WeWorkは、創業以来コワーキング・スペース市場のパイオニアであり、最も成長著しい企業である。PitchBook Data, Inc.のデータによると、企業評価額は、Softbank、Wellington、Fidelity、T Rowe Priceなど大口投資家からの8億USドル以上の資金調達で、約47億USドルにまで成長した。その一方、ソフトバンク以外の著名なベンチャーキャピタルや有名なプライベート・エクイティ・ファームの多くが、投資家として名前が公に挙がっていない点が気になる。
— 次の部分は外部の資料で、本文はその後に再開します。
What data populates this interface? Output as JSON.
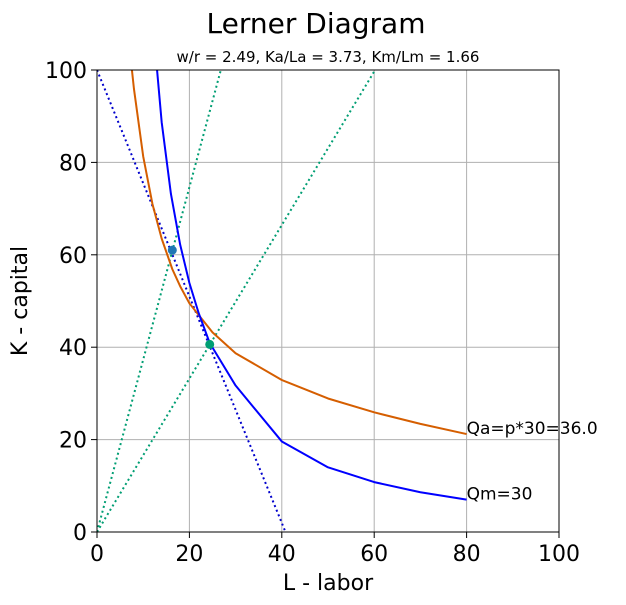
{
  "chart_data": {
    "type": "line",
    "title": "Lerner Diagram",
    "subtitle": "w/r = 2.49,   Ka/La = 3.73,   Km/Lm = 1.66",
    "xlabel": "L - labor",
    "ylabel": "K - capital",
    "xlim": [
      0,
      100
    ],
    "ylim": [
      0,
      100
    ],
    "xticks": [
      0,
      20,
      40,
      60,
      80,
      100
    ],
    "yticks": [
      0,
      20,
      40,
      60,
      80,
      100
    ],
    "grid": true,
    "series": [
      {
        "name": "Qa=p*30=36.0",
        "style": "solid",
        "color": "#d55e00",
        "x": [
          7.56,
          8,
          10,
          12,
          14,
          16.3,
          18,
          20,
          25,
          30,
          40,
          50,
          60,
          70,
          80
        ],
        "y": [
          100,
          95.9,
          81.3,
          71.0,
          63.5,
          56.9,
          53.2,
          49.5,
          43.2,
          38.7,
          32.9,
          28.9,
          25.9,
          23.4,
          21.2
        ]
      },
      {
        "name": "Qm=30",
        "style": "solid",
        "color": "#0000ff",
        "x": [
          13.0,
          14,
          16,
          18,
          20,
          22,
          24.4,
          30,
          40,
          50,
          60,
          70,
          80
        ],
        "y": [
          100,
          88.7,
          73.2,
          62.2,
          53.9,
          47.4,
          40.9,
          31.7,
          19.6,
          14.0,
          10.8,
          8.6,
          7.0
        ]
      }
    ],
    "lines": [
      {
        "kind": "isocost",
        "style": "dotted",
        "color": "#0000cc",
        "x": [
          0,
          40.8
        ],
        "y": [
          100,
          0
        ]
      },
      {
        "kind": "ray",
        "style": "dotted",
        "color": "#009e73",
        "x": [
          0,
          26.8
        ],
        "y": [
          0,
          100
        ]
      },
      {
        "kind": "ray",
        "style": "dotted",
        "color": "#009e73",
        "x": [
          0,
          60.2
        ],
        "y": [
          0,
          100
        ]
      }
    ],
    "points": [
      {
        "x": 16.3,
        "y": 61.0,
        "color": "#1f77b4"
      },
      {
        "x": 24.4,
        "y": 40.6,
        "color": "#009e73"
      }
    ],
    "annotations": [
      {
        "text": "Qa=p*30=36.0",
        "x": 80,
        "y": 21.2
      },
      {
        "text": "Qm=30",
        "x": 80,
        "y": 7.0
      }
    ]
  },
  "colors": {
    "grid": "#b0b0b0",
    "axis": "#000000"
  }
}
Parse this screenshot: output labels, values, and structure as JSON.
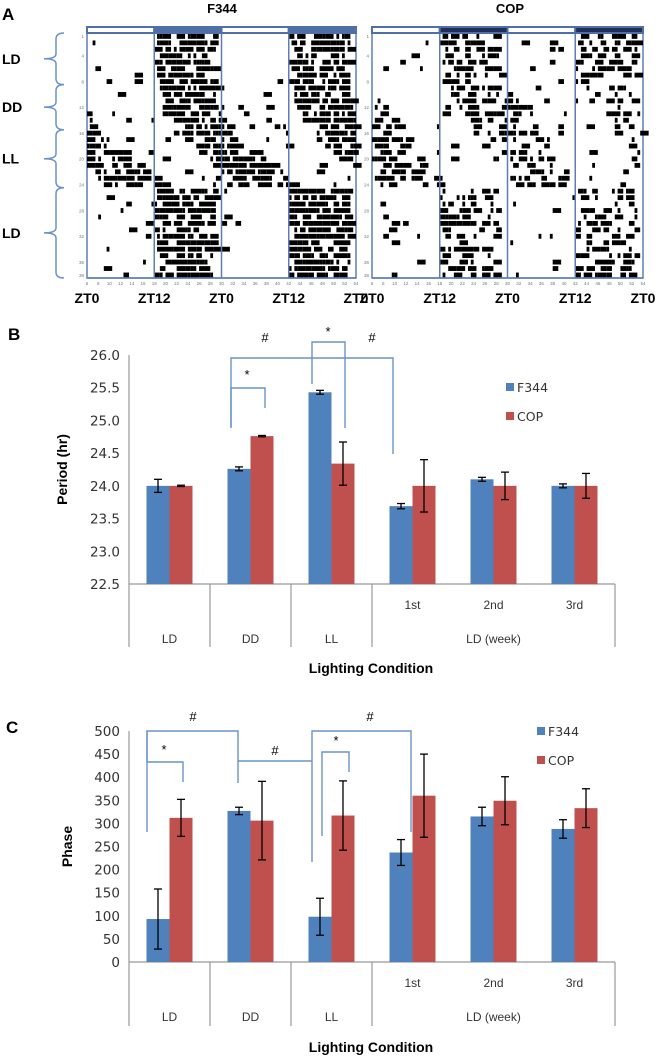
{
  "panel_labels": {
    "a": "A",
    "b": "B",
    "c": "C"
  },
  "actograms": {
    "titles": [
      "F344",
      "COP"
    ],
    "condition_labels": [
      "LD",
      "DD",
      "LL",
      "LD"
    ],
    "condition_day_ranges": [
      [
        1,
        8
      ],
      [
        9,
        15
      ],
      [
        16,
        24
      ],
      [
        25,
        38
      ]
    ],
    "zt_labels": [
      "ZT0",
      "ZT12",
      "ZT0",
      "ZT12",
      "ZT0"
    ],
    "day_ticks": [
      1,
      4,
      8,
      12,
      16,
      20,
      24,
      28,
      32,
      36,
      38
    ],
    "hour_ticks": [
      6,
      8,
      10,
      12,
      14,
      16,
      18,
      20,
      22,
      24,
      26,
      28,
      30,
      32,
      34,
      36,
      38,
      40,
      42,
      44,
      46,
      48,
      50,
      52,
      54
    ],
    "light_bar_color": "#4f6fa6",
    "line_color": "#5b7fb5"
  },
  "colors": {
    "f344": "#4f81bd",
    "cop": "#c0504d",
    "bracket": "#6a93c8",
    "axis": "#999999",
    "text": "#333333"
  },
  "chart_data": [
    {
      "type": "bar",
      "panel": "B",
      "title": "",
      "xlabel": "Lighting Condition",
      "ylabel": "Period (hr)",
      "ylim": [
        22.5,
        26.0
      ],
      "yticks": [
        "22.5",
        "23.0",
        "23.5",
        "24.0",
        "24.5",
        "25.0",
        "25.5",
        "26.0"
      ],
      "categories": [
        "LD",
        "DD",
        "LL",
        "1st",
        "2nd",
        "3rd"
      ],
      "category_groups": [
        {
          "label": "LD",
          "members": [
            "LD"
          ]
        },
        {
          "label": "DD",
          "members": [
            "DD"
          ]
        },
        {
          "label": "LL",
          "members": [
            "LL"
          ]
        },
        {
          "label": "LD (week)",
          "members": [
            "1st",
            "2nd",
            "3rd"
          ]
        }
      ],
      "series": [
        {
          "name": "F344",
          "values": [
            24.0,
            24.26,
            25.43,
            23.69,
            24.1,
            24.0
          ],
          "errors": [
            0.1,
            0.03,
            0.03,
            0.04,
            0.03,
            0.03
          ]
        },
        {
          "name": "COP",
          "values": [
            24.0,
            24.76,
            24.34,
            24.0,
            24.0,
            24.0
          ],
          "errors": [
            0.01,
            0.01,
            0.33,
            0.4,
            0.21,
            0.19
          ]
        }
      ],
      "legend": {
        "entries": [
          "F344",
          "COP"
        ],
        "position": "top-right"
      },
      "annotations": [
        {
          "symbol": "#",
          "between": [
            "DD",
            "1st"
          ]
        },
        {
          "symbol": "*",
          "between": [
            "DD F344",
            "DD COP"
          ]
        },
        {
          "symbol": "*",
          "between": [
            "LL F344",
            "LL COP"
          ]
        },
        {
          "symbol": "#",
          "between": [
            "LL",
            "1st"
          ]
        }
      ],
      "grid": false
    },
    {
      "type": "bar",
      "panel": "C",
      "title": "",
      "xlabel": "Lighting Condition",
      "ylabel": "Phase",
      "ylim": [
        0,
        500
      ],
      "yticks": [
        "0",
        "50",
        "100",
        "150",
        "200",
        "250",
        "300",
        "350",
        "400",
        "450",
        "500"
      ],
      "categories": [
        "LD",
        "DD",
        "LL",
        "1st",
        "2nd",
        "3rd"
      ],
      "category_groups": [
        {
          "label": "LD",
          "members": [
            "LD"
          ]
        },
        {
          "label": "DD",
          "members": [
            "DD"
          ]
        },
        {
          "label": "LL",
          "members": [
            "LL"
          ]
        },
        {
          "label": "LD (week)",
          "members": [
            "1st",
            "2nd",
            "3rd"
          ]
        }
      ],
      "series": [
        {
          "name": "F344",
          "values": [
            93,
            327,
            98,
            237,
            315,
            288
          ],
          "errors": [
            65,
            8,
            40,
            28,
            20,
            20
          ]
        },
        {
          "name": "COP",
          "values": [
            312,
            306,
            317,
            360,
            349,
            333
          ],
          "errors": [
            40,
            85,
            75,
            90,
            52,
            42
          ]
        }
      ],
      "legend": {
        "entries": [
          "F344",
          "COP"
        ],
        "position": "top-right"
      },
      "annotations": [
        {
          "symbol": "#",
          "between": [
            "LD",
            "DD"
          ]
        },
        {
          "symbol": "*",
          "between": [
            "LD F344",
            "LD COP"
          ]
        },
        {
          "symbol": "#",
          "between": [
            "DD",
            "LL"
          ]
        },
        {
          "symbol": "*",
          "between": [
            "LL F344",
            "LL COP"
          ]
        },
        {
          "symbol": "#",
          "between": [
            "LL",
            "1st"
          ]
        }
      ],
      "grid": false
    }
  ]
}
さらに、ソフトバンクが、同社への投資を、年内に16億USドルから2億USドルに縮小すると発表したこともチェックしておきたい。
4月29日、WeWorkは、米国証券取引委員会(SEC)に上場申請書を非公開で提出した。ニューヨークタイムズの報道によれば、同社がSECに最初に書類を提出したのは昨年12月だという。
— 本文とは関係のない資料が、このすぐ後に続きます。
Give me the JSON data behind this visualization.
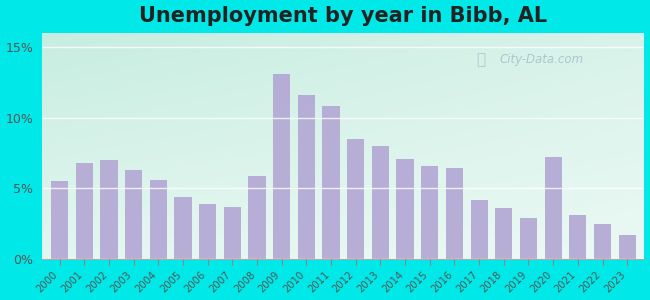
{
  "title": "Unemployment by year in Bibb, AL",
  "years": [
    2000,
    2001,
    2002,
    2003,
    2004,
    2005,
    2006,
    2007,
    2008,
    2009,
    2010,
    2011,
    2012,
    2013,
    2014,
    2015,
    2016,
    2017,
    2018,
    2019,
    2020,
    2021,
    2022,
    2023
  ],
  "values": [
    5.5,
    6.8,
    7.0,
    6.3,
    5.6,
    4.4,
    3.9,
    3.7,
    5.9,
    13.1,
    11.6,
    10.8,
    8.5,
    8.0,
    7.1,
    6.6,
    6.4,
    4.2,
    3.6,
    2.9,
    7.2,
    3.1,
    2.5,
    1.7
  ],
  "bar_color": "#b3a8d4",
  "bg_outer": "#00e8e8",
  "bg_grad_topleft": "#c8ede0",
  "bg_grad_bottomright": "#f0f5ee",
  "yticks": [
    0,
    5,
    10,
    15
  ],
  "ylim": [
    0,
    16
  ],
  "title_fontsize": 15,
  "watermark": "City-Data.com"
}
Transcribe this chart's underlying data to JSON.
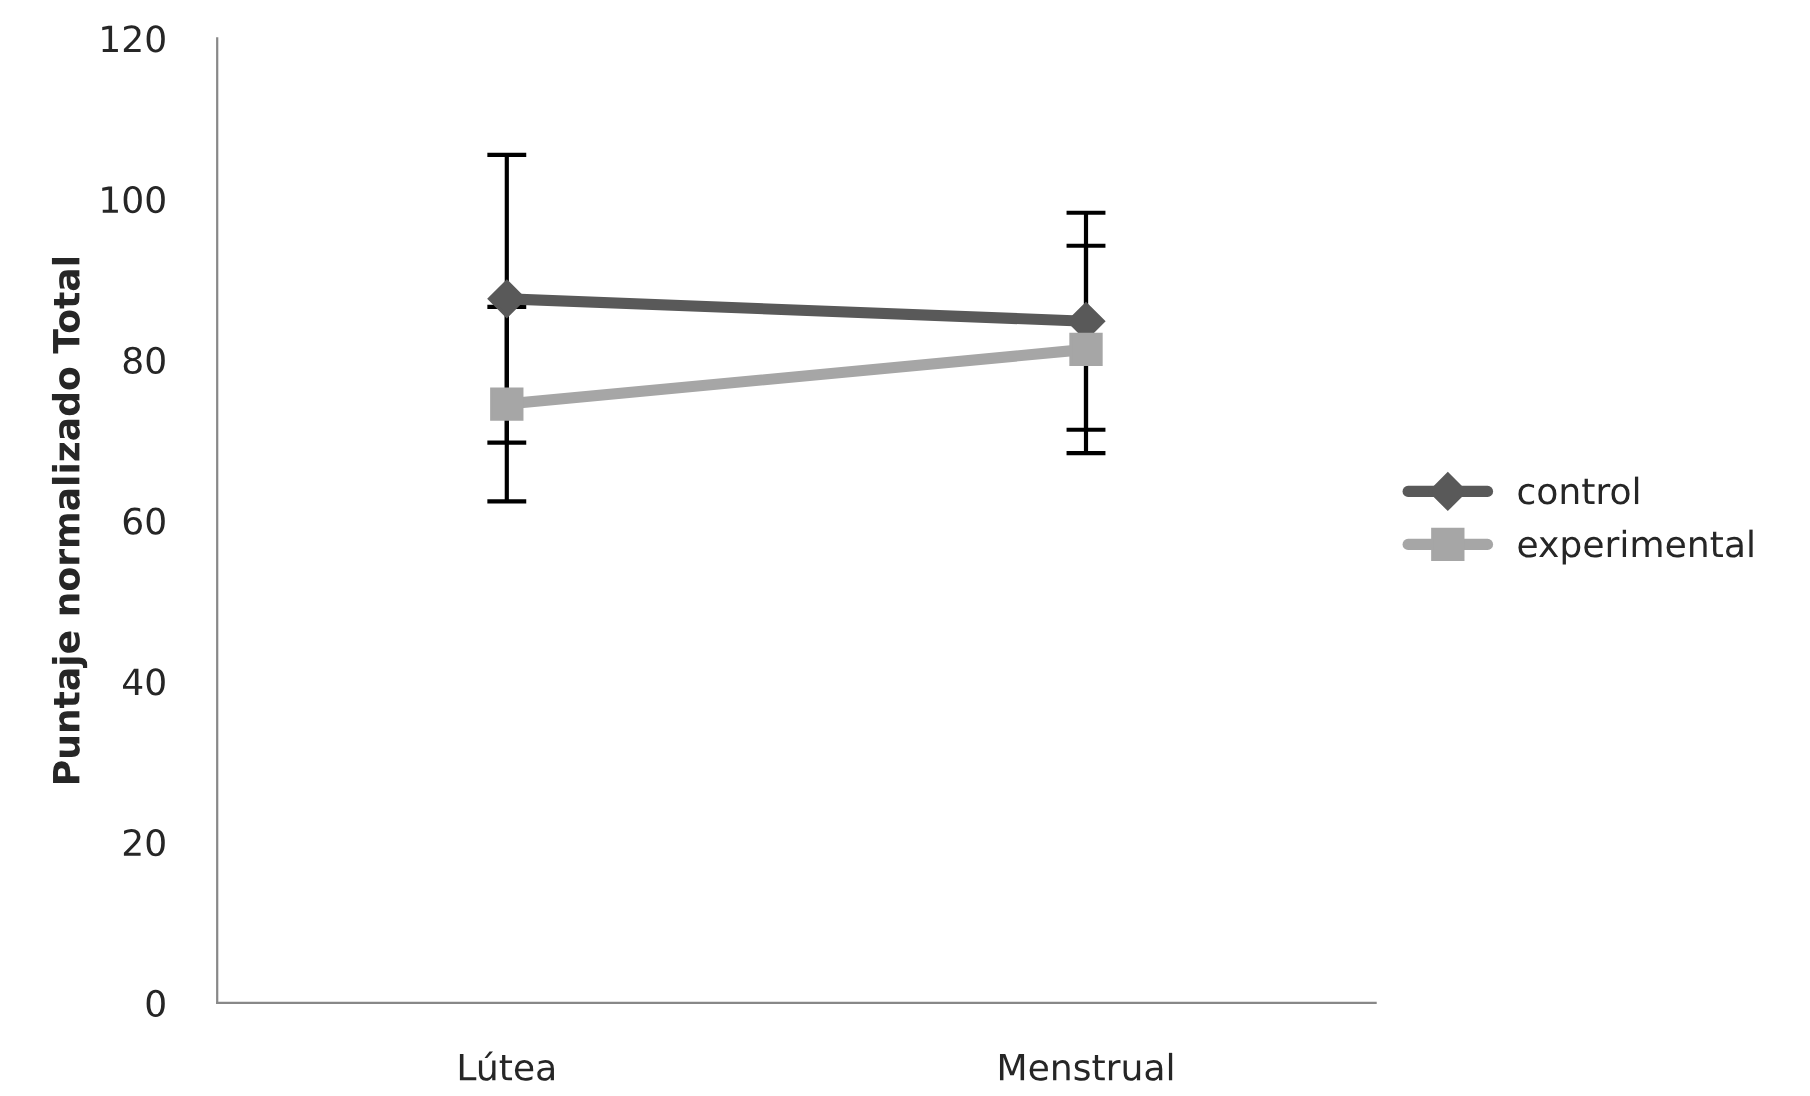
{
  "chart_data": {
    "type": "line",
    "ylabel": "Puntaje normalizado Total",
    "categories": [
      "Lútea",
      "Menstrual"
    ],
    "series": [
      {
        "name": "control",
        "color": "#595959",
        "values": [
          87.6,
          84.8
        ],
        "errors": [
          17.9,
          13.5
        ],
        "marker": "diamond"
      },
      {
        "name": "experimental",
        "color": "#a6a6a6",
        "values": [
          74.5,
          81.3
        ],
        "errors": [
          12.1,
          12.9
        ],
        "marker": "square"
      }
    ],
    "ylim": [
      0,
      120
    ],
    "yticks": [
      0,
      20,
      40,
      60,
      80,
      100,
      120
    ],
    "grid": false,
    "legend": "right",
    "line_style": "solid"
  }
}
WeWorkは、IPOを保留しているUberと比べてもかなり見劣りしている。バリュエーション(企業評価)において、 同社はハイテク銘柄として扱われているが、コア事業は不動産業であり、その資産はゼロである。S&Pによる社債の格付は「B +」、つまり「悪条件、金融および経済状況に対する脆弱性がより高い…」というジャンクレベル。事業の参入障壁は低く、景気後退時の影響が大きくなることが予想されるビジネスモデル(同社が結んでいる不動産リース契約期間と、顧客との契約期間が異なるというリース期間の不一致を常に内在)。他にも、現状収益は伸びているものの損失があるなど、問題が山積している状態である。

ユートピアの実現もいいが・・・

WeWorkが、ユートピアの実現に向けて、解決する必要のある課題はまだ数多くあることだろう。しかし、IPOを目前にした同社の成功への第一歩は、これらの山積した課題を解決していくことしかないと確信している。ユートピアの実現は素晴らしい目標だが、投資家にとってWeWorkへの投資にはそれなりのリスクが伴うのは否めない事実である。